I am trying to implement Actor-Critic Algorithm with eligibility trace. As mentioned in algorithm I need to initialize trace vector with same number of network parameters to zero and then update manually. And at the end I need to update both the network Actor as well Critic network parameters manually without using optimizer.step() function. Is it possible?
Yes of course.
You can just create all these Tensors and then instead of doing
with torch.no_grad(): params.copy_(new_params)
torch.no_grad() is important to make sure that this is not recorded in the computational graph !
Hi , Thanks for reply … can you elobarate more in detail with small example
Instead of doing the classical:
pred = model(inp) loss = critetion(pred, ground_truth) optimizer.zero_grad() loss.backward() optimizer.step()
You can compute the updates by hand and then set them into the weights.
This is basically what SGD does where the update_function return
p + lr*p.grad.
pred = model(inp) loss = your_loss(pred) model.zero_grad() loss.backward() with torch.no_grad(): for p in model.parameters(): new_val = update_function(p, p.grad, loss, other_params) p.copy_(new_val)
Can you tell me here have you define update_function(p,p.grad,loss,other_params) manually or its already there in pytorch documentation as I couldnot find and hwo to do with Adam same thing if i want to do?
You have to implement it yourself so that it computes the new value that you want. In your case I guess it should compute what is in the paper you cite.
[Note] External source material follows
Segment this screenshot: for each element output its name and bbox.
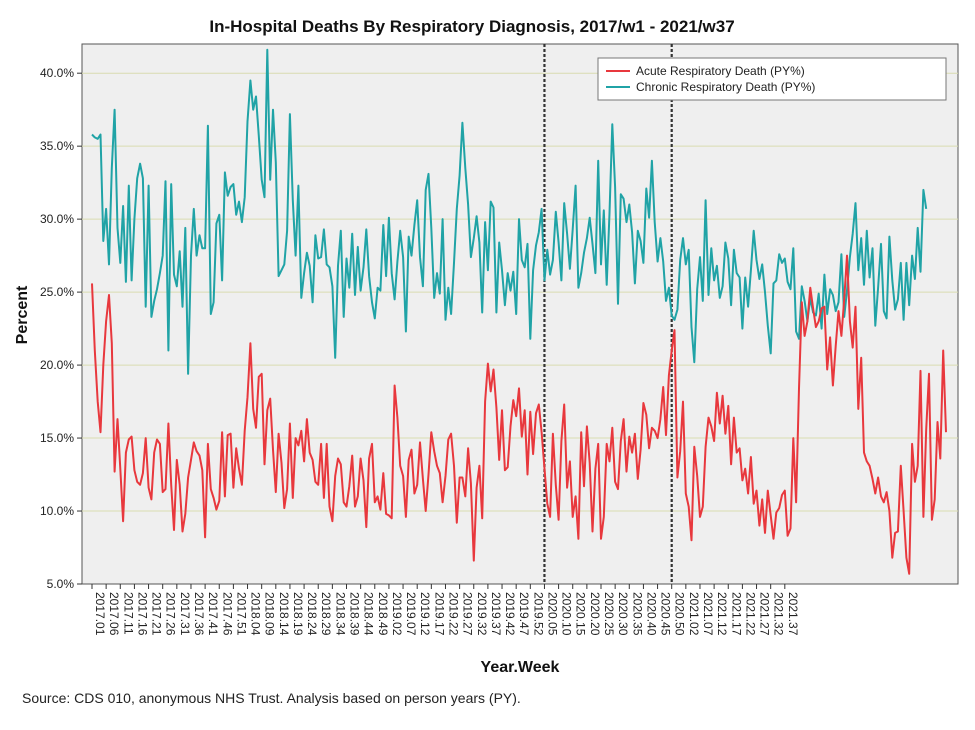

ok thanks.Stil I have confusion how can I define like and cross verify whether its true or not? if you can help in that
Sorry I don’t understand that question “how can I define like and cross verify whether its true or not?” could you explain please?
Like in my case I define update_function and then update the parameters so whether its true updated or not how can I check. Like f=x**2 ,I know gradient is 2x I can verify manually like that.
In my case above there are two neural network and I have t update both the neural network parametr manually with one function so implemenatation wise I am clue less how can I achieve wrt to above algorithm
What do you mean by “its true updated” do you mean the correct gradients for your function? Well they most certainly are not (in the sense that your fonction don’t have proper gradients) otherwise you could just use the autograd to compute them, you would not have to compute them by hand
I am not familiar with the algorithm you shared above but if you have two models you can loop through model1 parameters then model2 parameters. But that depends on what the algorithm is doing, you’ll need to look into that.
I can’t for your problem as I don’t know it.
If you were doing SGD-like updates, it would be:
def update_function(param, grad, loss, learning_rate): return param - learning_rate * grad
Thanks no problem …for this much help
More precisely, I am talking about this snippet of code:
with torch.no_grad(): weights -= weights.grad * lr bias -= bias.grad * lr weights.grad.zero_() bias.grad.zero_()
Whenever I try to run something like this, the
requires_grad property of
bias is automatically set to
False, and I suspect this is because
bias are being re-assigned inside a
torch.no_grad() context. However, if I use
copy_ inside a
torch.no_grad() context as you mentioned above, it works fine. I think this is because values are changed in-place. Could you please advise?
In the nn tutorial, they are not re-assigned,
-= is actually changing it inplace.
This is why in this sample I use
.copy_() to be able to modify it inplace with a set value.
So operations like
-= modify a tensor in-place? I thought
a -= b is short for
a = a - b like in normal Python?
No actually, in normal python, the two are very different.
The first one calls
__iadd__ on a and that’s it.
The second calls
__add__ and assign the result back to the variable named a.
So pytorch respects this convention of th first one changing the Tensor inplace while the second does not.
Wow, did not know that. Thanks for the info!
for p in meta_i3d.parameters(): new_val = p - 0.0001 * p.grad p.copy_(new_val)
I am doing this to update parameter values but getting an error i.e. “RuntimeError: a leaf Variable that requires grad is being used in an in-place operation.”
Is there any workaround for this? i am working on meta-learning and need to update the weights without calling optimizer.step()
You just need to wrap the call to
.copy_ into a
with torch.no_grad() block to properly disable the autograd during the weight update.
btw why using the inplace copy is needed?